Stacy’s eyes bulged nearly out of their sockets, for all the world looking like a cartoon character who’s eyes pop out of their head in exaggerated surprise. When I thought they could grow no larger the whites were flooded with red as every capillary in her eyes burst, then they receded back to their normal position.
“Back!” I shouted, scrambling away and letting Stacy’s head fall to the deck.
&nbs
p; Mayo and I put as much distance between us and Stacy as we could and I cast around looking for the Kukri I had dropped on the deck when I made it into the helicopter. Spotting it a few feet away I dove for it as Stacy leapt to her feet with a scream, looked around and launched herself at Mayo. I’ll never know why she ignored Gwen who was right next to her. Perhaps even infected she recognized her sister, or more likely Mayo was just the first person she saw, but she tackled him to the deck. They rolled over twice getting tangled in his safety tether which effectively tied their legs together. He wound up on his back trying to hold her snapping teeth away from his flesh. Kukri in hand I stepped behind Stacy, grabbed a fistful of hair, yanked to raise her head and swung the machete.
“Nooooooo!”
Gwen’s scream of agony was loud even over the roar of the Pave Hawk as her sister’s head was sliced from her body and started swinging by the hair balled into my fist, bright red blood pouring out of the cut and covering the deck. I hadn’t intended to behead the poor girl, my only thought being to save Mayo. Shit. I looked around the bloody compartment. Mayo stared at me from the deck, covered in blood with a shocked look on his face. Gwen stared at me from the rear of the compartment. More accurately she stared at her little sister’s head that was still swinging in my fist from the motion of the helicopter. A low moan came from her, rising in pitch to become a keening wail as she sank to her knees and buried her face in her hands.

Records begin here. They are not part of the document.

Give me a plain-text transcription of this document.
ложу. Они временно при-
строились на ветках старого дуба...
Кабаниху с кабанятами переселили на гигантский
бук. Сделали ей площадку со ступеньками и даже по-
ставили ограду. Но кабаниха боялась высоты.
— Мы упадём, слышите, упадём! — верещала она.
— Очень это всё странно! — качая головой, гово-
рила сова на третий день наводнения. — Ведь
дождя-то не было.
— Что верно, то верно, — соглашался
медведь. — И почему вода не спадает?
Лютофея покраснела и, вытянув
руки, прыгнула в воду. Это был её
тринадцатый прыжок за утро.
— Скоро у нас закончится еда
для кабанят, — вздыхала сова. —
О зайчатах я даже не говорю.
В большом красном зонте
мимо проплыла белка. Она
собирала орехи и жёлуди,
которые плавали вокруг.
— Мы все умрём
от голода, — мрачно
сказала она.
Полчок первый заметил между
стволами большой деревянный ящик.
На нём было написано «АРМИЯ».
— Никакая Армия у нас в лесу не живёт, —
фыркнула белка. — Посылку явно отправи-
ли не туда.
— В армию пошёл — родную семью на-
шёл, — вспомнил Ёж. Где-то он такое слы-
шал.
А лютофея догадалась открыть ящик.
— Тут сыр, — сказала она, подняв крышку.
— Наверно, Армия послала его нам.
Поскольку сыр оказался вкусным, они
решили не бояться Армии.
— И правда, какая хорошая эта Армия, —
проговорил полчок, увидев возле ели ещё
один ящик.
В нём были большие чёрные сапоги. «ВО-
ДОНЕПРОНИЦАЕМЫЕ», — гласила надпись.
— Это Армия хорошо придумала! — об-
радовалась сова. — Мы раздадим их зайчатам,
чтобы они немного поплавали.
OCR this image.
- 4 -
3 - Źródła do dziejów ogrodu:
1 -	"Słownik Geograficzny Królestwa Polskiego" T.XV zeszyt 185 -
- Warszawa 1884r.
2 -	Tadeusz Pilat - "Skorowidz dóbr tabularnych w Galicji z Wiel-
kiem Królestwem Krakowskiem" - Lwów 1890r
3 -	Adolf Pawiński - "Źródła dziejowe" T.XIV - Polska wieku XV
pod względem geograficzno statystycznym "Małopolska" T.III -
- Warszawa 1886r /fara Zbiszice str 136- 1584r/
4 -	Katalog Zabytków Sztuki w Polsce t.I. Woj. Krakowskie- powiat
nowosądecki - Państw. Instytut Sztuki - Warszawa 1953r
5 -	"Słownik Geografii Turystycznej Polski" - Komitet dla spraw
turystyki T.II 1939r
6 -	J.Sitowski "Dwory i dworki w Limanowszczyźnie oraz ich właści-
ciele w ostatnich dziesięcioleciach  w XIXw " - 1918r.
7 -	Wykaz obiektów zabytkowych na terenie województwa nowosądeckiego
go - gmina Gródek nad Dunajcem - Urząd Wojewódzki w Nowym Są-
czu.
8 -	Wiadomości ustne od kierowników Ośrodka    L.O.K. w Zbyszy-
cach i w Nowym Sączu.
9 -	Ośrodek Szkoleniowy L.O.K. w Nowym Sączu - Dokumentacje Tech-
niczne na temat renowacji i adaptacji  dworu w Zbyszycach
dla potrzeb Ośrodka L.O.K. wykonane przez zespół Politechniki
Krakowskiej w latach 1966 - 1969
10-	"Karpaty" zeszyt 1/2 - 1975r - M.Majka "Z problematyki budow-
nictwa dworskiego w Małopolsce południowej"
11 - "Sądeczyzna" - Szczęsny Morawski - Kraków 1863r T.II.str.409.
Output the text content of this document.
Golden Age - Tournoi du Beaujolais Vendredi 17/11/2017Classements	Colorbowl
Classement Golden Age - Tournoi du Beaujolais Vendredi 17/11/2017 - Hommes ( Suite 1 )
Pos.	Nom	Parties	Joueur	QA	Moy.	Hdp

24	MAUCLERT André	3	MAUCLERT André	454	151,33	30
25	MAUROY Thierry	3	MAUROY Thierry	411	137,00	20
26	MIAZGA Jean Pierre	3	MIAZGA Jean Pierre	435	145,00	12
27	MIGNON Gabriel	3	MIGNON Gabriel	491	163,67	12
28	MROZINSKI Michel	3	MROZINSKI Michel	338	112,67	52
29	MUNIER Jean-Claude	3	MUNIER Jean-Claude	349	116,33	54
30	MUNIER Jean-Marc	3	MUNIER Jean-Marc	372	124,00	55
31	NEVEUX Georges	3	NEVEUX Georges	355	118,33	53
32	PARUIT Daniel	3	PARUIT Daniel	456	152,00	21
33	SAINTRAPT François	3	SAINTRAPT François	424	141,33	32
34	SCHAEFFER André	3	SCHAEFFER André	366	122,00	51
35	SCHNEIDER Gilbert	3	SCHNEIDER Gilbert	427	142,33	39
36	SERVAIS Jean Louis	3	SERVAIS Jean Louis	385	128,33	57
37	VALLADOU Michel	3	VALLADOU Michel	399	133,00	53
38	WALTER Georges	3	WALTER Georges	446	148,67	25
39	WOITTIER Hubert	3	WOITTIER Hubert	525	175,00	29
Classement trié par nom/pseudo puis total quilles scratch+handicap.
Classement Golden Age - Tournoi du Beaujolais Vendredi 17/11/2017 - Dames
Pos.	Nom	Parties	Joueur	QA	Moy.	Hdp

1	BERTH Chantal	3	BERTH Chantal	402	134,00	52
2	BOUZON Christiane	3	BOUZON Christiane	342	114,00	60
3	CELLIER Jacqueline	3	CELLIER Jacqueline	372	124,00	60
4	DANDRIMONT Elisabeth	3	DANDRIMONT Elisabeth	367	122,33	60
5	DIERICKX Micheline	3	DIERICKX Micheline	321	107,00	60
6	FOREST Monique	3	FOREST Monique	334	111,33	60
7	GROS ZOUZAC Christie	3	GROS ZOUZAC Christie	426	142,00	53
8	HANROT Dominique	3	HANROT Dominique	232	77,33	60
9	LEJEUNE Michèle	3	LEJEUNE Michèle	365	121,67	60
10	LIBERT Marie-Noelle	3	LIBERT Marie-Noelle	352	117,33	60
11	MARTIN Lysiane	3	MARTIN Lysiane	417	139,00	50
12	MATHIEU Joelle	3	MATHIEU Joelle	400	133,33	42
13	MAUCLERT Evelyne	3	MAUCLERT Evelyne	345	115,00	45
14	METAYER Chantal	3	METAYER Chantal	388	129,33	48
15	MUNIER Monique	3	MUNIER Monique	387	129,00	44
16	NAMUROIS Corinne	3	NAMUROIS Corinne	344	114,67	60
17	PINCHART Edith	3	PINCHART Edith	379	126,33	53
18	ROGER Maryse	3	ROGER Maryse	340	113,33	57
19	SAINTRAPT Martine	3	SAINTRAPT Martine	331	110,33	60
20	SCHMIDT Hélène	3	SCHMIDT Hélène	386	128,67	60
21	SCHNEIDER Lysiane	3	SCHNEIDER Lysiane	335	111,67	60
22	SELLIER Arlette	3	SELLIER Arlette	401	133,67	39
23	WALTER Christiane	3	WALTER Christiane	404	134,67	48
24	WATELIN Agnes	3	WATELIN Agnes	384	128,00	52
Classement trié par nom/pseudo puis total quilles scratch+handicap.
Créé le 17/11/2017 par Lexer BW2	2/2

I stood there for a long moment, head swinging from my hand and blood dripping onto the deck. Mayo was still frozen in place, breathing hard. Gwen had rolled onto her side, her whole body shaking as she sobbed. Not knowing what else to do I tossed the severed head out of the open door then kneeled down to help Mayo untangle from the tether that held the body pressed on top of him. Freeing him I lifted Stacy’s body and it followed her head through the open door. I watched it pinwheel through the air as it fell until it disappeared in the thick forest several hundred feet below us.